For faster performance, probably worth just dropping down to text search for the link tag. I'd suggest the SAX streaming XML parser as this would then only parse until the link tag rather than the entire docuemnt, but not good for HTML. There does seem to be PEAR HTML SAX=like parser: XML_HTMLSax.

Alternatively could use embed.ly JSONP API. For some reason it failed for the stackoverflow example in your code, but worked with one of my menadeviation apegs and gave the correct favicon as 'thumbnail url':
http://embed.ly/docs/explore/oembed?url=http%3A%2F%2Fwww.meandeviation.com%2Fbooknotes%2F

I assume behind the scenes it will be parsing the page etc., although I'm sure caching the result.

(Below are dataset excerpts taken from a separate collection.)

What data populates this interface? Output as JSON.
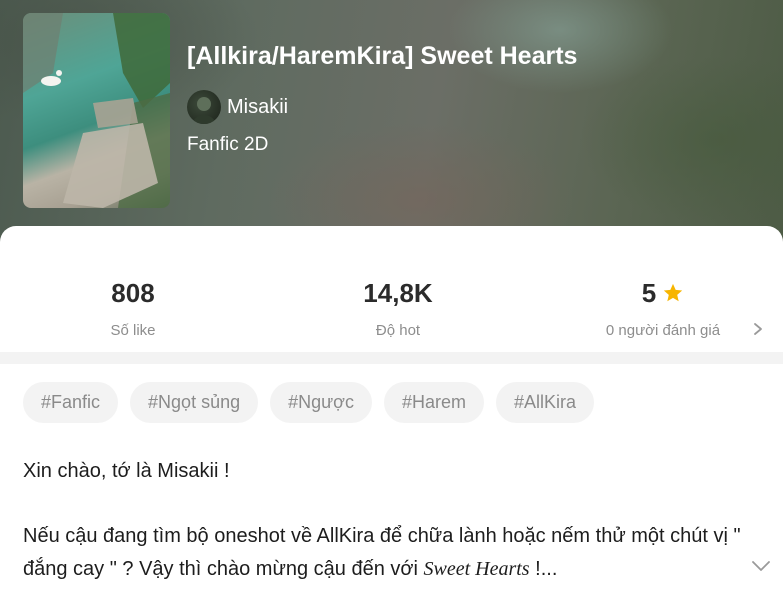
{
  "story": {
    "title": "[Allkira/HaremKira] Sweet Hearts",
    "author": "Misakii",
    "genre": "Fanfic 2D"
  },
  "stats": {
    "likes_value": "808",
    "likes_label": "Số like",
    "hot_value": "14,8K",
    "hot_label": "Độ hot",
    "rating_value": "5",
    "rating_label": "0 người đánh giá",
    "rating_icon": "star-icon",
    "rating_icon_color": "#f7b500"
  },
  "tags": [
    "#Fanfic",
    "#Ngọt sủng",
    "#Ngược",
    "#Harem",
    "#AllKira"
  ],
  "description": {
    "line1": "Xin chào, tớ là Misakii !",
    "para2_part1": "Nếu cậu đang tìm bộ oneshot về AllKira để chữa lành hoặc nếm thử một chút vị \" đắng cay \" ? Vậy thì chào mừng cậu đến với ",
    "para2_emphasis": "Sweet Hearts",
    "para2_part2": " !..."
  },
  "icons": {
    "details_chevron": "chevron-right-icon",
    "expand_chevron": "chevron-down-icon"
  }
}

BTW. if you use my client side js alongside your server-side script, you can make sure page renders with default icon even if the backend script takes a while.


Alan

Matjaž on :

Hi Alan ... I edited the post live and you commented before I finished. I didn't realize it :).

Good points. Thx ... will have to try some other possibilities when I'll get a chance.

Alan Dix on :

Looking at the timings, there is lots of real elapsed time, but virtually no actual computation time, so it is not the parse time just the waiting for web access that takes time. Maybe switching curl for the separate get_headers and fopen would drop one http request, after that I'd AJAX-ify the script you have so that, while the first bit needs to be server side, the latency happens client-side and the last bit gets managed by img.onload event as I did in my simple js script.